On the evening of March 26, Commerce Secretary Wilbur Ross announced that the 2020 census would reinstate a question on the decennial census that asks respondents whether or not they are citizens.
The announcement triggered an apoplectic reaction on the Left. Democrats in Congress such as Sen. Diane Feinstein (D-CA) and Minority Leader Nancy Pelosi (D-CA) expressed their outrage at the notion that the United States would want to know how many citizens it actually has. Even former Attorney General Eric Holder chimed in, calling the question a “direct attack on our representative democracy.” Meanwhile, most Americans were probably surprised to learn that the question wasn’t already on the census.
As usual, the Left did what they always do when they are upset about something – they filed a lawsuit. California’s attorney general Xavier Beccera filed a lawsuit the next day alleging that it was unconstitutional to even ask the question on the census. New York’s Attorney General Eric Schneiderman said that another suit would be forthcoming.

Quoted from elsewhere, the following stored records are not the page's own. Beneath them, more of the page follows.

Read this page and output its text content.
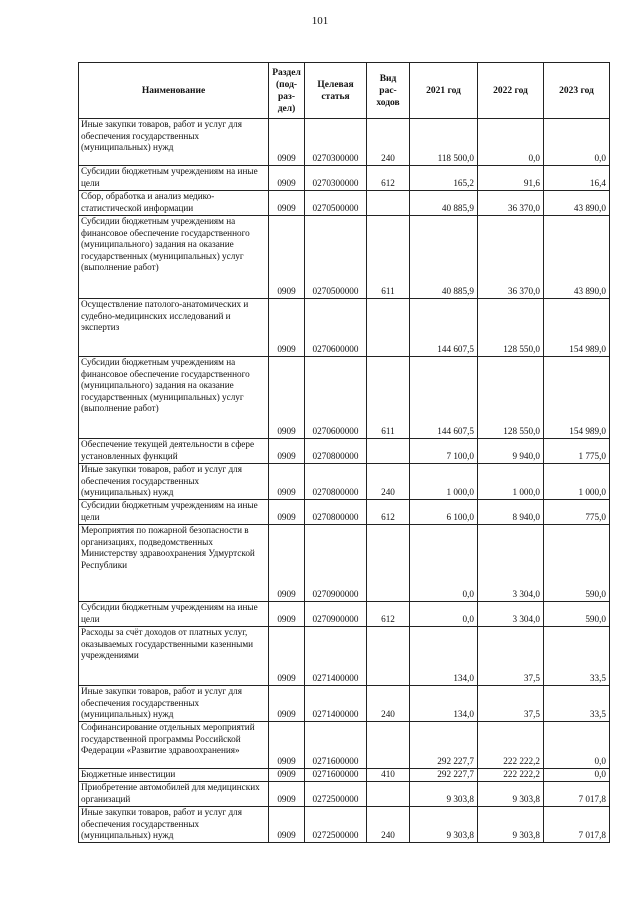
101
Наименование	Раздел (под-раз-дел)	Целевая статья	Вид рас-ходов	2021 год	2022 год	2023 год
Иные закупки товаров, работ и услуг для обеспечения государственных (муниципальных) нужд	0909	0270300000	240	118 500,0	0,0	0,0
Субсидии бюджетным учреждениям на иные цели	0909	0270300000	612	165,2	91,6	16,4
Сбор, обработка и анализ медико-статистической информации	0909	0270500000		40 885,9	36 370,0	43 890,0
Субсидии бюджетным учреждениям на финансовое обеспечение государственного (муниципального) задания на оказание государственных (муниципальных) услуг (выполнение работ)	0909	0270500000	611	40 885,9	36 370,0	43 890,0
Осуществление патолого-анатомических и судебно-медицинских исследований и экспертиз	0909	0270600000		144 607,5	128 550,0	154 989,0
Субсидии бюджетным учреждениям на финансовое обеспечение государственного (муниципального) задания на оказание государственных (муниципальных) услуг (выполнение работ)	0909	0270600000	611	144 607,5	128 550,0	154 989,0
Обеспечение текущей деятельности в сфере установленных функций	0909	0270800000		7 100,0	9 940,0	1 775,0
Иные закупки товаров, работ и услуг для обеспечения государственных (муниципальных) нужд	0909	0270800000	240	1 000,0	1 000,0	1 000,0
Субсидии бюджетным учреждениям на иные цели	0909	0270800000	612	6 100,0	8 940,0	775,0
Мероприятия по пожарной безопасности в организациях, подведомственных Министерству здравоохранения Удмуртской Республики	0909	0270900000		0,0	3 304,0	590,0
Субсидии бюджетным учреждениям на иные цели	0909	0270900000	612	0,0	3 304,0	590,0
Расходы за счёт доходов от платных услуг, оказываемых государственными казенными учреждениями	0909	0271400000		134,0	37,5	33,5
Иные закупки товаров, работ и услуг для обеспечения государственных (муниципальных) нужд	0909	0271400000	240	134,0	37,5	33,5
Софинансирование отдельных мероприятий государственной программы Российской Федерации «Развитие здравоохранения»	0909	0271600000		292 227,7	222 222,2	0,0
Бюджетные инвестиции	0909	0271600000	410	292 227,7	222 222,2	0,0
Приобретение автомобилей для медицинских организаций	0909	0272500000		9 303,8	9 303,8	7 017,8
Иные закупки товаров, работ и услуг для обеспечения государственных (муниципальных) нужд	0909	0272500000	240	9 303,8	9 303,8	7 017,8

As I explained in an earlier column, it is essential that the United States know how many citizens it has. That information enables secretaries of state, who administer elections in most states, to determine exactly what percentage of eligible citizens are registered to vote. It also enables the U.S. Department of Justice to better enforce the Voting Rights Act.
Equally important, adding the citizenship question to the census will allow a future Congress, if it so chooses, to stop counting illegal aliens in the apportionment of congressional seats.
Because we currently count illegal aliens in apportioning seats, there are grossly different numbers of citizens in different districts. There are about 710,000 warm bodies in each congressional district. But some districts have large numbers of illegal aliens. For example, it is estimated that the 7th congressional district in Arizona – that of Rep. Ruben Gallego’s (D) – has just 379,000 U.S. citizens who are eligible to vote. The value of each citizen’s vote in such a district is twice as high as in districts where there are not so many illegal aliens.
Counting illegal aliens also allows a state with millions of illegal aliens to unfairly inflate the number of congressional seats and electoral votes it has. Indeed, if the leadership of the state has little regard for the rule of law – as is the case in California – it creates a perverse incentive for the lawless state to invite more illegal aliens to come in. Placed in this perspective, California’s sanctuary state law can be seen for what it is – a move to amass political power at the expense of the other states.
Which is why California’s liberal leadership is fighting so hard to stop the Census Bureau from even asking the question. Fortunately for the rest of us, California’s legal arguments don’t hold water.
California claims that it’s unconstitutional to even ask the citizenship question. However, the Framers of the Constitution would disagree. The citizenship question was asked on the census, in one form or another, from 1820 to 1950. James Madison and many of the other Framers were still alive in 1820. Indeed, Madison’s presidency lasted until March of 1817. If it had been unconstitutional to ask the citizenship question in 1820, one would have thought that the Father of the Constitution and his colleagues might have objected.
But of course counting the number of citizens, as distinct from aliens, has always been a core purpose of the census. In fact, the 1820 census sought to do exactly what the 2020 census will do – figure out both the number of citizens and the number of aliens living in the United States. The 1820 census distinguished the number of citizens from the “number of foreigners, not naturalized” in each household.
California also argues that since the Constitution requires apportionment according to the “whole number of free persons” residing in the country, all warm bodies in the country must be treated equally in apportioning seats. This argument is nonsense. An illegal alien is not a resident of the United States in any meaningful sense. His presence is a violation of law; and he can be deported at any time. If California’s argument were correct, then the troops of an invading army would also have to be counted in the census. In other words, if the 1810 census had been conducted in 1812, Congress would have had to count the invading British forces in allocating congressional seats.
The California lawsuit also contends that asking the citizenship question will scare aliens, causing them not to respond to the census. This argument too is bogus. In announcing the decision to reinstate the citizenship question, the Commerce Secretary Wilbur Ross pointed out that there is no empirical evidence supporting such a claim. Indeed, the Census Bureau has been asking the same citizenship question (as well as more detailed questions about where a person was born) on the American Community Survey for years. Yet the Left has never complained that it scares people away.
Moreover, the federal government is prohibited from using census answers against anyone, and the census form itself states very prominently that a person’s answers “are protected by law.”
In short, California’s arguments are weak, and the lawsuit is a loser. The federal government will prevail, if not in the district court, then on appeal. But the ferocity of the backlash from the Left demonstrates just how important the citizenship question is. America’s willful ignorance concerning the number of citizens and the number of aliens in the country must end.
Kris W. Kobach is the elected secretary of state of Kansas. An expert in immigration law and policy, he coauthored the Arizona SB-1070 immigration law and represented in federal court the ten ICE agents who sued to stop President Obama’s 2012 DACA amnesty. During 2001-03, he was Attorney General John Ashcroft’s chief adviser on immigration law at the Department of Justice. He is also a 2018 candidate for the office of governor of Kansas. His website is kriskobach.com.